The resulting work revolved around 12 tableaux unfolding at various points of the River Seine intertwining landmarks with different aspects of France, under the banners of “enchanted”, “synchronicity”, “liberty”, “equality”, “fraternity”, “sorority”, “sportivity”, “festivity”, “obscurity”, “solidarity”, “solemnity” and “eternity”.
The ambitious show, featuring some 3,000 dancers, acrobats and performers, was booked ended by Lady Gaga and Celine Dion and featuring a wealth of French talent in between, including top selling artist Aya Nakamura, singer-song writer Juliette Armanet, mezzo-soprano Axelle Saint-Cirel and classical pianist Alexandre Kantorow.
Bad weather coupled with complex security, broadcasting and performance logistics meant was an endurance test for rain-sodden spectators on the banks of the river, and a wild ride for those at home, watching it on the small screen.
However, with time, single sections of the ceremony will likely become as iconic as parts of Danny Boyle’s 2012 London Olympics Show.
Aside from Celine Dion belting out Hymn to Love from the Eiffel Tower, standouts section included “liberty”, which shocked some for the appearance of a talking headless Marie Antoinette against the backdrop of a duo between rock band, Gojira and opera singer Marina Viotti; “synchronicity”, celebrating France’s rich artisan culture with an elaborate dance routine off the scaffolding of Notre Dame Cathedral; “equality” in which Nakamura performed her pop hits with the National Guard in front of the Academie Francaise, and “obscurity”, in which Armanet sang Imagine accompanied by a pianist sitting at a burning grand piano.
“It’s complicated capturing the spirit of France.

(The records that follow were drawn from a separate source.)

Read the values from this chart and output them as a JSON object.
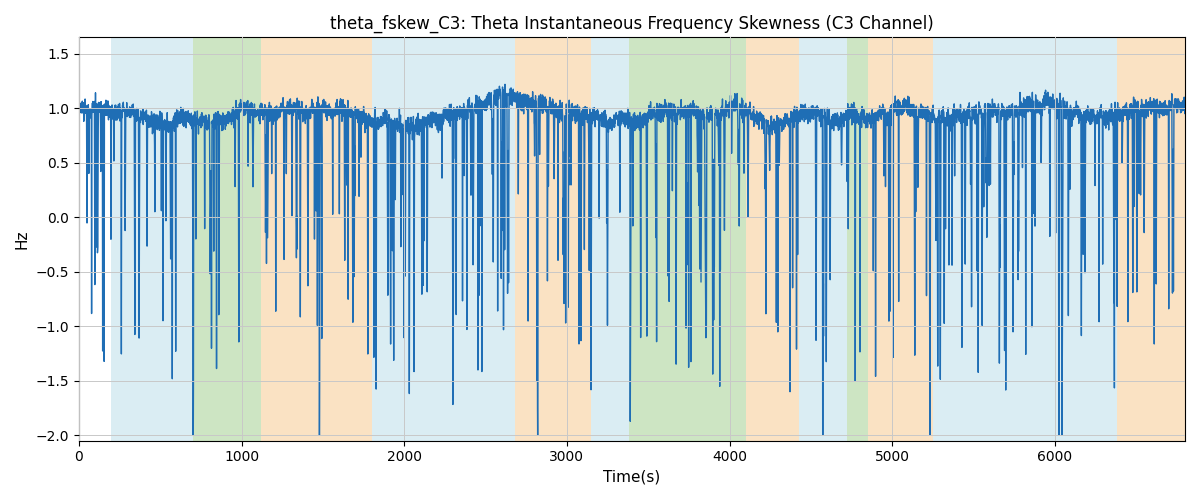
{
  "title": "theta_fskew_C3: Theta Instantaneous Frequency Skewness (C3 Channel)",
  "xlabel": "Time(s)",
  "ylabel": "Hz",
  "xlim": [
    0,
    6800
  ],
  "ylim": [
    -2.05,
    1.65
  ],
  "line_color": "#1f6eb5",
  "line_width": 1.0,
  "bg_bands": [
    {
      "xmin": 200,
      "xmax": 700,
      "color": "#add8e6",
      "alpha": 0.45
    },
    {
      "xmin": 700,
      "xmax": 1120,
      "color": "#90c77a",
      "alpha": 0.45
    },
    {
      "xmin": 1120,
      "xmax": 1800,
      "color": "#f5c07a",
      "alpha": 0.45
    },
    {
      "xmin": 1800,
      "xmax": 2680,
      "color": "#add8e6",
      "alpha": 0.45
    },
    {
      "xmin": 2680,
      "xmax": 3150,
      "color": "#f5c07a",
      "alpha": 0.45
    },
    {
      "xmin": 3150,
      "xmax": 3380,
      "color": "#add8e6",
      "alpha": 0.45
    },
    {
      "xmin": 3380,
      "xmax": 4100,
      "color": "#90c77a",
      "alpha": 0.45
    },
    {
      "xmin": 4100,
      "xmax": 4430,
      "color": "#f5c07a",
      "alpha": 0.45
    },
    {
      "xmin": 4430,
      "xmax": 4720,
      "color": "#add8e6",
      "alpha": 0.45
    },
    {
      "xmin": 4720,
      "xmax": 4850,
      "color": "#90c77a",
      "alpha": 0.45
    },
    {
      "xmin": 4850,
      "xmax": 5250,
      "color": "#f5c07a",
      "alpha": 0.45
    },
    {
      "xmin": 5250,
      "xmax": 6380,
      "color": "#add8e6",
      "alpha": 0.45
    },
    {
      "xmin": 6380,
      "xmax": 6800,
      "color": "#f5c07a",
      "alpha": 0.45
    }
  ],
  "grid_color": "#c8c8c8",
  "yticks": [
    -2.0,
    -1.5,
    -1.0,
    -0.5,
    0.0,
    0.5,
    1.0,
    1.5
  ],
  "xticks": [
    0,
    1000,
    2000,
    3000,
    4000,
    5000,
    6000
  ],
  "n_points": 6800,
  "seed": 7
}
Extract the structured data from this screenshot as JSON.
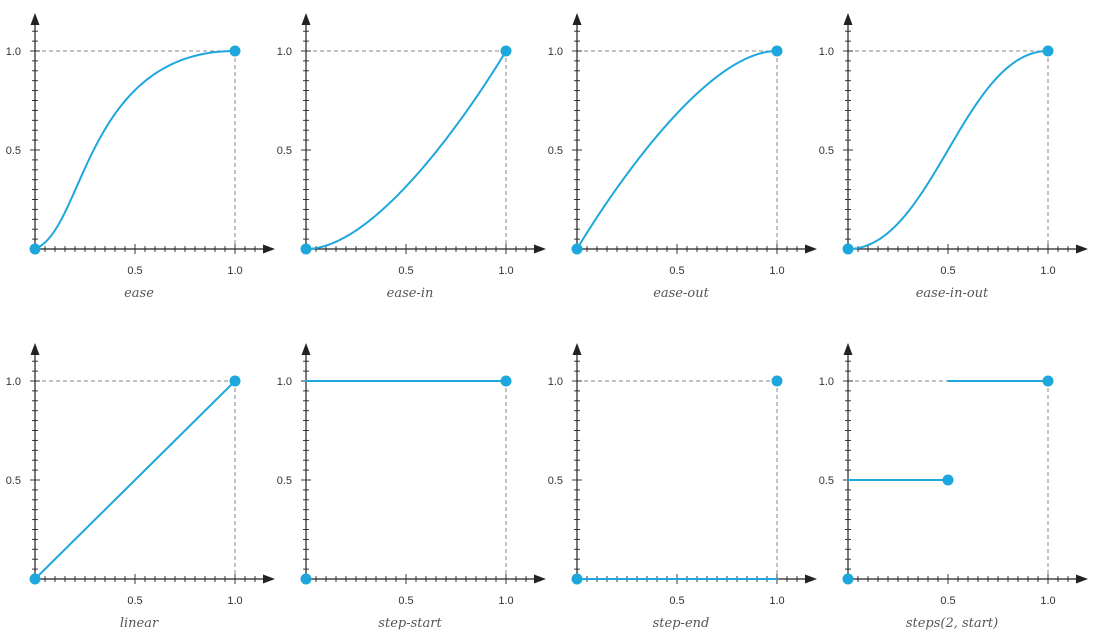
{
  "colors": {
    "curve": "#1ea7dc",
    "axis": "#222222",
    "guide": "#888888",
    "text": "#333333"
  },
  "tick_labels": {
    "half": "0.5",
    "one": "1.0"
  },
  "chart_data": [
    {
      "type": "line",
      "title": "ease",
      "xlim": [
        0,
        1
      ],
      "ylim": [
        0,
        1
      ],
      "curve": "cubic-bezier",
      "control_points": [
        [
          0.25,
          0.1
        ],
        [
          0.25,
          1.0
        ]
      ],
      "start_point": [
        0,
        0
      ],
      "end_point": [
        1,
        1
      ]
    },
    {
      "type": "line",
      "title": "ease-in",
      "xlim": [
        0,
        1
      ],
      "ylim": [
        0,
        1
      ],
      "curve": "cubic-bezier",
      "control_points": [
        [
          0.42,
          0.0
        ],
        [
          1.0,
          1.0
        ]
      ],
      "start_point": [
        0,
        0
      ],
      "end_point": [
        1,
        1
      ]
    },
    {
      "type": "line",
      "title": "ease-out",
      "xlim": [
        0,
        1
      ],
      "ylim": [
        0,
        1
      ],
      "curve": "cubic-bezier",
      "control_points": [
        [
          0.0,
          0.0
        ],
        [
          0.58,
          1.0
        ]
      ],
      "start_point": [
        0,
        0
      ],
      "end_point": [
        1,
        1
      ]
    },
    {
      "type": "line",
      "title": "ease-in-out",
      "xlim": [
        0,
        1
      ],
      "ylim": [
        0,
        1
      ],
      "curve": "cubic-bezier",
      "control_points": [
        [
          0.42,
          0.0
        ],
        [
          0.58,
          1.0
        ]
      ],
      "start_point": [
        0,
        0
      ],
      "end_point": [
        1,
        1
      ]
    },
    {
      "type": "line",
      "title": "linear",
      "xlim": [
        0,
        1
      ],
      "ylim": [
        0,
        1
      ],
      "curve": "linear",
      "start_point": [
        0,
        0
      ],
      "end_point": [
        1,
        1
      ]
    },
    {
      "type": "line",
      "title": "step-start",
      "xlim": [
        0,
        1
      ],
      "ylim": [
        0,
        1
      ],
      "curve": "steps",
      "segments": [
        {
          "x": [
            0,
            1
          ],
          "y": 1
        }
      ],
      "points": [
        [
          0,
          0
        ],
        [
          1,
          1
        ]
      ]
    },
    {
      "type": "line",
      "title": "step-end",
      "xlim": [
        0,
        1
      ],
      "ylim": [
        0,
        1
      ],
      "curve": "steps",
      "segments": [
        {
          "x": [
            0,
            1
          ],
          "y": 0
        }
      ],
      "points": [
        [
          0,
          0
        ],
        [
          1,
          1
        ]
      ]
    },
    {
      "type": "line",
      "title": "steps(2, start)",
      "xlim": [
        0,
        1
      ],
      "ylim": [
        0,
        1
      ],
      "curve": "steps",
      "segments": [
        {
          "x": [
            0,
            0.5
          ],
          "y": 0.5
        },
        {
          "x": [
            0.5,
            1
          ],
          "y": 1
        }
      ],
      "points": [
        [
          0,
          0
        ],
        [
          0.5,
          0.5
        ],
        [
          1,
          1
        ]
      ]
    }
  ]
}
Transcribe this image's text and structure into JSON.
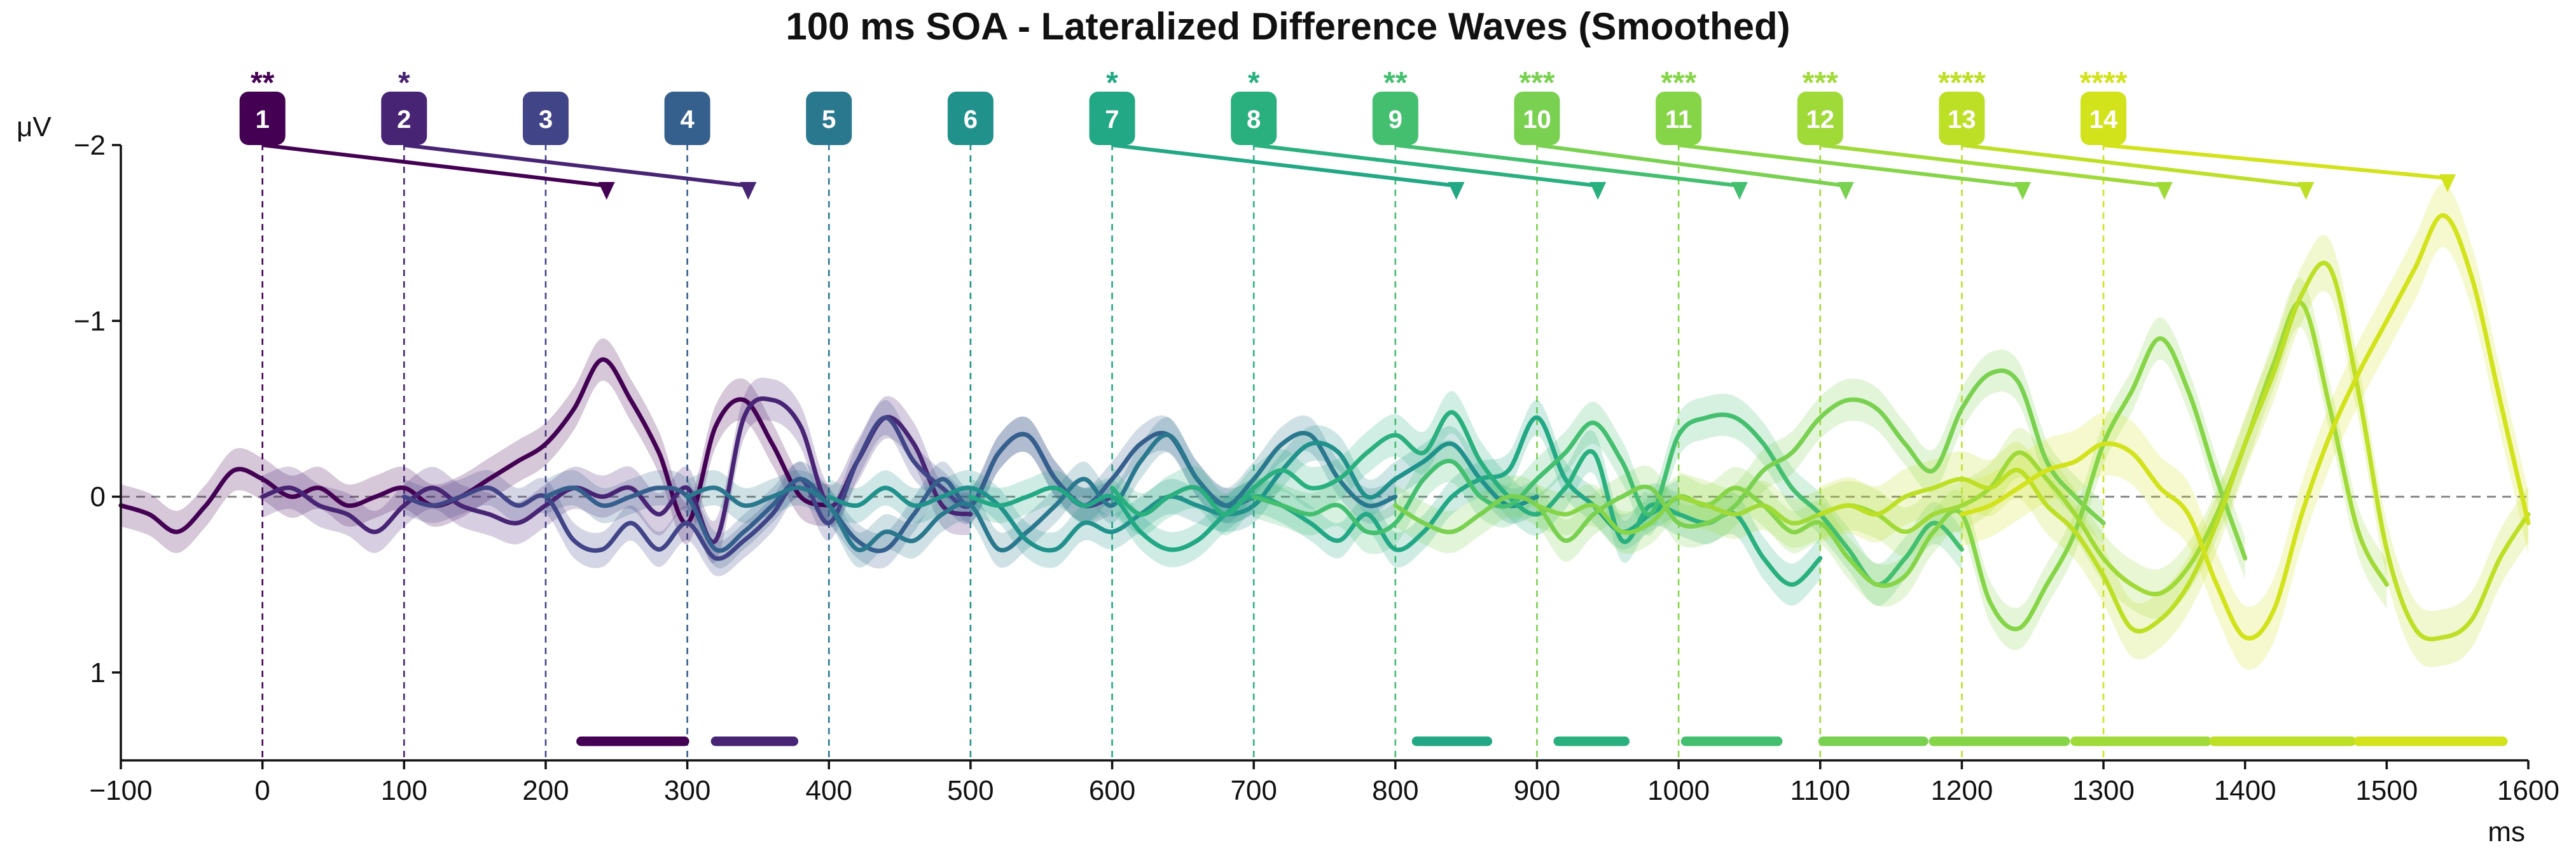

Thomas would say it was like doing a puzzle. I preferred to think of France as a character with 12 sides to its personality, 12 ways of looking at it,” says Herrero.
“Our aim was to provoke different emotions, enthusiasm, energy, but also at times, something more solemn, more delicate, more subtle, alongside joyful and funny moments, and to try to also have some self-deprecation.”
Political events both globally and in France, which recently saw a left-wing coalition stop the rising far-right National Rally party from getting into government, also fed into the piece.
“We tried to approach these things, with both force and subtlety at a time when the extreme right, tension over identity and being scared of the other, is on the rise in a number of countries,” says Herrero.
“The Olympic Games is a time to try to offer something else, another discourse that is open, that is generous. We’re lucky in France to have a motto which is ‘Liberty, Equality, Fraternity’. We know that this is not necessarily always the reality, but we are proud of this motto, we wanted to celebrate and promote it, and even more so today.”
Herrero has been working on a number of other projects. Among them is a potential series for AppleTV+, which is still at the concept and discussion stage and has yet to be greenlit.
More concretely, she is in the process of finishing the screenplay for a feature film version of Call My Agent!, being produced Mediawan companies Mon Voisin Productions and Mother Production.
“I’ve nearly finished it, and it should shoot next year if everything goes to plan,” she says.
Herrero says it has been a joy transposing the reoccurring characters from the series to the big screen.
“I was over the moon to reconnect with them again. It was real pleasure,” she recounts. “I’d finish a piece of dialogue and then I’d rejoice in imagining each actor saying their lines. I know them all by heart so when I am writing I know their comedic and emotional notes. It’s been fun bringing them into new things, making them do things that they’ve never done before in the series.”